Time capsules are a fascinating way to share information about what life was like in the past from a direct source. Many are locked up for dozens of years with the intent to keep the capsule uncompromised until officially opened. Heterick decided to create a time capsule on Wednesday, October 21, 2020 during what was called the Back to the Future event.

The event was named after a fairly famous trilogy of movies. This series was about a mad scientist (Doctor Emmet “Doc” Brown), his teenage best friend (Marty McFly), and a Delorean turned into a time machine. The time capsule was decorated with images from the movie and surrounded by media about time travel. In addition to leaving physical objects, the capsule has an interesting digital component: digital statements that will be returned to the writers once the capsule has been ‘opened’.

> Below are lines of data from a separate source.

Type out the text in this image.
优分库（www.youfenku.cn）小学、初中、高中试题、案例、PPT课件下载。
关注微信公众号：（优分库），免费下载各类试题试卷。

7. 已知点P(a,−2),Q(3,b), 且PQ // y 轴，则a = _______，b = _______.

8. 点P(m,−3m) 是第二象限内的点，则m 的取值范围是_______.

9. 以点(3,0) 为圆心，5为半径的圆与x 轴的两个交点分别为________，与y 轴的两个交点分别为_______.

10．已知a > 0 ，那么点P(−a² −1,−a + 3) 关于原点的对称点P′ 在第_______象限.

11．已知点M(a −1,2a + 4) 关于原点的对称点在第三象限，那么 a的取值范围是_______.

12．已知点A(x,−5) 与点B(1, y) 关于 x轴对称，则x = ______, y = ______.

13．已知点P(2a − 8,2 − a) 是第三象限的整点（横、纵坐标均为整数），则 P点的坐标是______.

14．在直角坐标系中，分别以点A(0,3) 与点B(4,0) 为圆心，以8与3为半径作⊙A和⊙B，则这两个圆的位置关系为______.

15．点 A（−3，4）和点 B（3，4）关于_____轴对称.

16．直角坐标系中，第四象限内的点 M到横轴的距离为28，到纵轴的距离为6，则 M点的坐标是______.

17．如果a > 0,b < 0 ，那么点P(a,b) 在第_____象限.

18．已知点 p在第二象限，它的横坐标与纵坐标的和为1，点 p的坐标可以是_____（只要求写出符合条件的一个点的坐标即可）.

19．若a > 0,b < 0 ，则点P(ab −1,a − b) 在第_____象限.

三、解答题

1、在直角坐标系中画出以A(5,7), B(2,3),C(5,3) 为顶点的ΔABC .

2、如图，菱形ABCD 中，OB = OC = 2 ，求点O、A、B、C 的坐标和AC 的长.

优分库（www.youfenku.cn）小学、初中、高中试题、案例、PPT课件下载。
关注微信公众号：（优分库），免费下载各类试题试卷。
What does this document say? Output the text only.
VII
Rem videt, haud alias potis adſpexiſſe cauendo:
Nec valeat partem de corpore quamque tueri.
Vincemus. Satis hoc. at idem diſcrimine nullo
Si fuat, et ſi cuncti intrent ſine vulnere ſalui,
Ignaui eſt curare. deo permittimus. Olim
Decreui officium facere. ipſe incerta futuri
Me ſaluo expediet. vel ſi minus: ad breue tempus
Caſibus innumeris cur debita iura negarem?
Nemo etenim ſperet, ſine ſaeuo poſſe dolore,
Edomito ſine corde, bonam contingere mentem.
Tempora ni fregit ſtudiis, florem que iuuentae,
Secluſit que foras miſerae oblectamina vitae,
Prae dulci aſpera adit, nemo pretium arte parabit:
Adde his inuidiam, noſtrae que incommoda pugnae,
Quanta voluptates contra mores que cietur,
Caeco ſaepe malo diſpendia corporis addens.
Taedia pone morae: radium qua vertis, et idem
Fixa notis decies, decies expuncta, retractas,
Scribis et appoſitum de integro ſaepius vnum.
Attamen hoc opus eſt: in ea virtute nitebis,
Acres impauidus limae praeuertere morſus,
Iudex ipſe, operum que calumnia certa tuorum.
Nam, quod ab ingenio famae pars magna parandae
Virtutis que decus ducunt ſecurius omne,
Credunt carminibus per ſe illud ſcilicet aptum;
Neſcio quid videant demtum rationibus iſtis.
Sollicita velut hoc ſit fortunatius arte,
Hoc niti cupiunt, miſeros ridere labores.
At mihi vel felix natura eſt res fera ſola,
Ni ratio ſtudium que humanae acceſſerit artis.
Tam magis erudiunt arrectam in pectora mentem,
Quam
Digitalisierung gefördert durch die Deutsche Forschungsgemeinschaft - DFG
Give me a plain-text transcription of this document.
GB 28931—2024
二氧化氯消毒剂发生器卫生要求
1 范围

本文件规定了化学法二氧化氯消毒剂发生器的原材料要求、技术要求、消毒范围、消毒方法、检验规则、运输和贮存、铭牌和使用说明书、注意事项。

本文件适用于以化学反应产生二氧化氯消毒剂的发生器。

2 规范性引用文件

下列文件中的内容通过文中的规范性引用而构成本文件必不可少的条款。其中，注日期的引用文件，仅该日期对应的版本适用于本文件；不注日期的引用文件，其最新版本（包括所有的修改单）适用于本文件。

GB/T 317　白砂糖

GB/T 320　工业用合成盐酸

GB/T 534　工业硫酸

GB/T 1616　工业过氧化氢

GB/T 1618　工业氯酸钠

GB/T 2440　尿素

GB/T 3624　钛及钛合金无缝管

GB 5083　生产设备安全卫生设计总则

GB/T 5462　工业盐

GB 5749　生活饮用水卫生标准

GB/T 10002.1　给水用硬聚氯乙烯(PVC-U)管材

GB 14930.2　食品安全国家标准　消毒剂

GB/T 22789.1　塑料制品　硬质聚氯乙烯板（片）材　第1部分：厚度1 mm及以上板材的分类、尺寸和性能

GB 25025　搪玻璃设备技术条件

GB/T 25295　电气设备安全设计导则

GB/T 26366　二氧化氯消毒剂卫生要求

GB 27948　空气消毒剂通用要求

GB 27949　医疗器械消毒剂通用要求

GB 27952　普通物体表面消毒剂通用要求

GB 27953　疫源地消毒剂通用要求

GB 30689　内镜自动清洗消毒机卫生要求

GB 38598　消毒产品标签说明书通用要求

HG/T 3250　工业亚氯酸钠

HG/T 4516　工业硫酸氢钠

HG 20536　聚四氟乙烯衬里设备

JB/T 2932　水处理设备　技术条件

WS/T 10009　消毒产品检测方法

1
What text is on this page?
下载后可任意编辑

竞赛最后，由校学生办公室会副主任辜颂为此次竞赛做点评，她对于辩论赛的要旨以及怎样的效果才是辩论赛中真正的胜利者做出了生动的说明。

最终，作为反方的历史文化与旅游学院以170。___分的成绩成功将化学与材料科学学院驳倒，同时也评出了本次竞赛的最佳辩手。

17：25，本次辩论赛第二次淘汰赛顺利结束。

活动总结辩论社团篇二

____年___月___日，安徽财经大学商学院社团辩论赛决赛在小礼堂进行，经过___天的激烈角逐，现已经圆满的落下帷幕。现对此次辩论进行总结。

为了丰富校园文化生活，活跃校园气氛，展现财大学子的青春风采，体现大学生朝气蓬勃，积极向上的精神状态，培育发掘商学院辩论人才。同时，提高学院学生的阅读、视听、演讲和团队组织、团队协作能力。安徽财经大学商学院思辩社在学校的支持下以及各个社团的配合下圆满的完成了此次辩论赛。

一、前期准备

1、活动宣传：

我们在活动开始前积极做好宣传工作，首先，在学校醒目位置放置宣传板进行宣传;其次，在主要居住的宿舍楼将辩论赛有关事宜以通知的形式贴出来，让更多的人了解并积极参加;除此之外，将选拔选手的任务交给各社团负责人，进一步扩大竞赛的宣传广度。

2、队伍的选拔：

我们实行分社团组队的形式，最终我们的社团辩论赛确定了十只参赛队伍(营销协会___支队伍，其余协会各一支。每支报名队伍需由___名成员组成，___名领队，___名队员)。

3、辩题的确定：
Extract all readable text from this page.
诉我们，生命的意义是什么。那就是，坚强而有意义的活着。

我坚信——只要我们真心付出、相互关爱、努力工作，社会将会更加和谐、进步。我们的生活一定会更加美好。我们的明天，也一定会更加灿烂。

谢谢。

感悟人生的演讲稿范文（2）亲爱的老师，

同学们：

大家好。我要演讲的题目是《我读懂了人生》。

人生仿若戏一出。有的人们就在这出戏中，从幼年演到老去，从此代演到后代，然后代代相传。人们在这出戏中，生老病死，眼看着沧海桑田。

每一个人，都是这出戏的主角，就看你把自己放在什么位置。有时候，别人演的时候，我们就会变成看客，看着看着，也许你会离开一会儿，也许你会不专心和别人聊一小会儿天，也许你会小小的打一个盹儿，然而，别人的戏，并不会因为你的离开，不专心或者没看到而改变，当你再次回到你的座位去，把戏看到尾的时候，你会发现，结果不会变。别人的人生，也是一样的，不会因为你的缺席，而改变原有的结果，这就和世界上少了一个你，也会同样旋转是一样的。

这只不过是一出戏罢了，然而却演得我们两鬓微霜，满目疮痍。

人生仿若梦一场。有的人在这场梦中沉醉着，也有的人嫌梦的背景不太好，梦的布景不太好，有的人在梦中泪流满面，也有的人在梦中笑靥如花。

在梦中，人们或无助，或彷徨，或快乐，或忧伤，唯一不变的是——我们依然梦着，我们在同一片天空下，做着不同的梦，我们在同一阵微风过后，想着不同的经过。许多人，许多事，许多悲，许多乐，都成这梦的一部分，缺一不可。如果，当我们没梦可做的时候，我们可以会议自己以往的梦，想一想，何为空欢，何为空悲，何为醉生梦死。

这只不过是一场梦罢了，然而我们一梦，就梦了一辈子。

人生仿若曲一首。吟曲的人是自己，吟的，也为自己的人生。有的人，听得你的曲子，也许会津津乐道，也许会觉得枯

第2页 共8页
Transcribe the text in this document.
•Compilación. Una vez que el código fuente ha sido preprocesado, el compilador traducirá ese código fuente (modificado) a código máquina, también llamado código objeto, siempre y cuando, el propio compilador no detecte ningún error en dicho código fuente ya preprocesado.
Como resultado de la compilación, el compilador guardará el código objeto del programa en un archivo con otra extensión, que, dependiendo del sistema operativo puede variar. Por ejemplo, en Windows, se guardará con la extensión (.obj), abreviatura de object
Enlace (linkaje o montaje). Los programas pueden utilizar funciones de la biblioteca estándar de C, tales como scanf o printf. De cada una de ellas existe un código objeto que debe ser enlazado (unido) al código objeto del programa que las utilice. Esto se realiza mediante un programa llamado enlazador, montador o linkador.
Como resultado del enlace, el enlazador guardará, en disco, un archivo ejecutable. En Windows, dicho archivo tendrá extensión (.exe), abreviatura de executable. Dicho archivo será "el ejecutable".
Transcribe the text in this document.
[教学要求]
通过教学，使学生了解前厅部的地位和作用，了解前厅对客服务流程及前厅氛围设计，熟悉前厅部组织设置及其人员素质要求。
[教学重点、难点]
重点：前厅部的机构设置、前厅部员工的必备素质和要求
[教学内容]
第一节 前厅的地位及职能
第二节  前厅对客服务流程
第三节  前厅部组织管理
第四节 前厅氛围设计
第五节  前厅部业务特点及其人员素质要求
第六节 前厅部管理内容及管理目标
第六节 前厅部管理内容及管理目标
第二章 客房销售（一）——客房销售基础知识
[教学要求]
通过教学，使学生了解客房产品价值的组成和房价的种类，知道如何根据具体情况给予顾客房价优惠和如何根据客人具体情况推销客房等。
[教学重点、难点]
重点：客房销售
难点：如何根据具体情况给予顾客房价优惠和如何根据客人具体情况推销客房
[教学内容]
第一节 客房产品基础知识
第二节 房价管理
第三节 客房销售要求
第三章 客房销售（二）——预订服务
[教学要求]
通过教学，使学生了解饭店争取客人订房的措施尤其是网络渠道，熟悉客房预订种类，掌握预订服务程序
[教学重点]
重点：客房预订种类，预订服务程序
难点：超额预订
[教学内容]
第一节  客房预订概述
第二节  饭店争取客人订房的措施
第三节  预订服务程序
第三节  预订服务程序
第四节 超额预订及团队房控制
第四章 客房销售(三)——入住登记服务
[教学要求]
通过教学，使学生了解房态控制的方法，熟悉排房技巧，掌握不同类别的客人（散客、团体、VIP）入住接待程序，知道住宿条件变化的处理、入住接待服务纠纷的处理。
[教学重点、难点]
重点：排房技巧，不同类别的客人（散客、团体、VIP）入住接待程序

Exactly one year from now: October 2021, the box will be opened to reveal what students left behind during this monumental time. For both freshmen and transfers, this can act as living history for how the university responded to the virus, and for everyone else, a reminder of the trials that have affected all facets of campus life. With luck, campus will be back to normal, and the statements will be a world away.

For Johnny Davis, who’s currently in his third year, the future is uncertain. “I hope people take COVID more seriously,” he said, “but I don’t know that they will. If we do end up having in-person classes, I expect that they’ll be more strictly regulated than this semester.”

This sentiment has been largely agreed upon by many students, because as undeniably important it is to wear masks at the moment, that fact is not always enough to make the general public comply. Winter will be the real test of the population’s mental strength since it accompanies a time where people stay inside and in close proximity to one another; respiratory illnesses have a sharp increase in transmission during this period.

If we want to get back to whatever our new normal is, everyone needs to take the virus more seriously this upcoming winter, spring and potentially summer. Only then will we have a possibility to see a better situation on campus.